Relation between Simpson's Rule, Trapezoid Rule and Midpoint Rule

Solution 1:

For the Trapezoidal Rule, you actually use $n+1$ points. For example, in the simple case where you are integrating $f(x)$ from $0$ to $1$, and you want $T_4$, you evaluate $f$ at the points $0/4$, $1/4$, $2/4$, $3/4$, and $4/4$. It is $n+1$ points because we use the endpoints.

For the Midpoint Rule, you use $n$ points, but these are not the same points as for the Trapezoidal Rule. They are the midpoints of our intervals. So in the example discussed above, for $M_4$ you would be evaluating $f$ at $1/8$, $3/8$, $5/8$, and $7/8$.

The Simpson Rule $S_{2n}$ uses evaluation of $f$ at $2n+1$ points. If for example $n=4$, then you are dividing the interval into $8$ subintervals. With $n=4$ and the interval $[0,1]$, you would be using the points $0/8$, $1/8$, $2/8$, $3/8$, $4/8$, $5/8$, $6/8$, $7/8$, and $8/8$.

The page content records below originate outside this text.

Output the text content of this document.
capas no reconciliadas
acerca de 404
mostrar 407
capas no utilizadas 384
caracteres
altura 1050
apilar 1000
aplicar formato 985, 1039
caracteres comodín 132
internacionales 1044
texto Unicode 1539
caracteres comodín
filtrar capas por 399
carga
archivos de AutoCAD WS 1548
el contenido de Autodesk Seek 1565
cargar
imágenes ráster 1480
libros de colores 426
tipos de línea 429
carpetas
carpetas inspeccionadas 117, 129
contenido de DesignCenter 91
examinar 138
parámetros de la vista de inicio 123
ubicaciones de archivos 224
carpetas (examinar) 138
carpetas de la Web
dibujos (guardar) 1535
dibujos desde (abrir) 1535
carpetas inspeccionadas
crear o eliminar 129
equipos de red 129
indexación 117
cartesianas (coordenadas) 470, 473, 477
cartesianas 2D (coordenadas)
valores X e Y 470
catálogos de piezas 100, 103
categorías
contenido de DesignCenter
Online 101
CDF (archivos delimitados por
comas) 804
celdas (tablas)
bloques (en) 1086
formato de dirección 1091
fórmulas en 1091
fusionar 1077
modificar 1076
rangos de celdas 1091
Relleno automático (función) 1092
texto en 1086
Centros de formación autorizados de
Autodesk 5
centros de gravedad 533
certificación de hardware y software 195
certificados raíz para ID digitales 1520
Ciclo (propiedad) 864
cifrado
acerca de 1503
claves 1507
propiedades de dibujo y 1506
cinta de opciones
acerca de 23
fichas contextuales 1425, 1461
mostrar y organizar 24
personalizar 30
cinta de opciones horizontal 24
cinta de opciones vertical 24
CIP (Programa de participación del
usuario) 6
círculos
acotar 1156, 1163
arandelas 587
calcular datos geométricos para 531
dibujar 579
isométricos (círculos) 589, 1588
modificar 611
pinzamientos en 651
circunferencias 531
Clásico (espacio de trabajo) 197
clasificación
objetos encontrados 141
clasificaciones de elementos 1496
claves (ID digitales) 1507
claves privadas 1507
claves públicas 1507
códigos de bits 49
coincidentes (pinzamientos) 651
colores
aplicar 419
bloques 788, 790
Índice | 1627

Note that $1/8$, $3/8$, $5/8$ and $7/8$ are the points that were used for $M_4$. The points $0/8$, $2/8$, $4/8$, $6/8$, and $8/8$ are just $0/4$, $1/4$, $2/4$, $3/4$, and $4/4$, exactly the points that were used for $T_4$.

A more abstract summary: $T_n$ uses $n+1$ points, and $M_n$ uses $n$ points. But the $n$ points used by $M_n$ are completely different from the points used for $T_n$. So altogether, $T_n$ and $M_n$ carry information about function evaluation at $2n+1$ points, which is exactly what $S_{2n}$ does.

I have not written out a proof of the formula, only tried to deal with your discomfort with the $2n$ on one side and $n$'s on the other. The formula is not hard to verify. Let's do it explicitly for $n=4$. Write down, say for the interval $[0,1]$, what $T_4$ is. We have $$T_4=\frac{1}{8}(f(0)+2f(1/4)+2f(1/2)+2f(3/4)+f(1)).$$ Now write down $M_4$: $$M_4=\frac{1}{4}(f(1/8)+f(3/8)+f(5/8)+f(7/8)).$$ Now calculate $T_4+2M_4$. It is convenient for the addition to make sure that $M_4$ has denominator $8$, so write $2M_4$ as $\frac{1}{8}(4f(1/8)+4f(3/8)+4f(5/8)+4f(7/8))$, and add. Divide by $3$ and you will get the expression you would get in $S_{8}$. The same method works in general.

Solution 2:

For given $n\in{\mathbb N}$ each of $S_{2n}$, $T_n$ and $M_n$ are one number, and each of these three numbers claim to be an approximation to the number $$\int_a^b f(x)\ dx\ .$$ They are arrived at as follows: The interval $[a,b]$ is divided into $n$ equal parts $[x_{n-1},x_n]$ of length ${b-a\over n}$. When $f$ is interpolated by a piecewise linear function $g$ such that $g(x_i)=f(x_i)$ $\ (0\leq i\leq n)$ then $$T_n:=\int_a^b g(x)\ dx={b-a\over n}\bigl({1\over2}(f(a)+f(b))+\sum_{k=1}^{n-1} f(x_k)\bigr)\ .$$ For $M_n$ the function $f$ is replaced by a function $h$ which is constant on each subinterval $[x_{k-1},x_k]$, and the value of $h$ on this interval is defined to be $f\Bigl({x_{k-1}+x_k\over2}\Bigr)$. This leads to $$M_n=\int_a^b h(x)\ dx={b-a\over n}\sum_{k=1}^nf\Bigl({x_{k-1}+x_k\over2}\Bigr)\ .$$ Note that the $n$ places where $f(x)$ has to be computed to obtain $M_n$ are different from the $n+1$ places where $f(x)$ has to be computed to obtain $T_n$.

Finally, the Simpson value $S_{2n}$ is defined as $$S_{2n}:={1\over3}(T_n+2M_n)\ .$$ For $S_{2n}$ you have to evaluate $f$ at $2n+1$ different $x$'s; in return you get a much better approximation than with $M_n$ and $T_n$. One arrives at this formula by replacing $f$ in each subinterval $[x_{k-1},x_k]$ by a quadratic function having the same value as $f$ in the points $x_{k-1}$, ${x_{k-1}+x_k\over2}$ and $x_k$.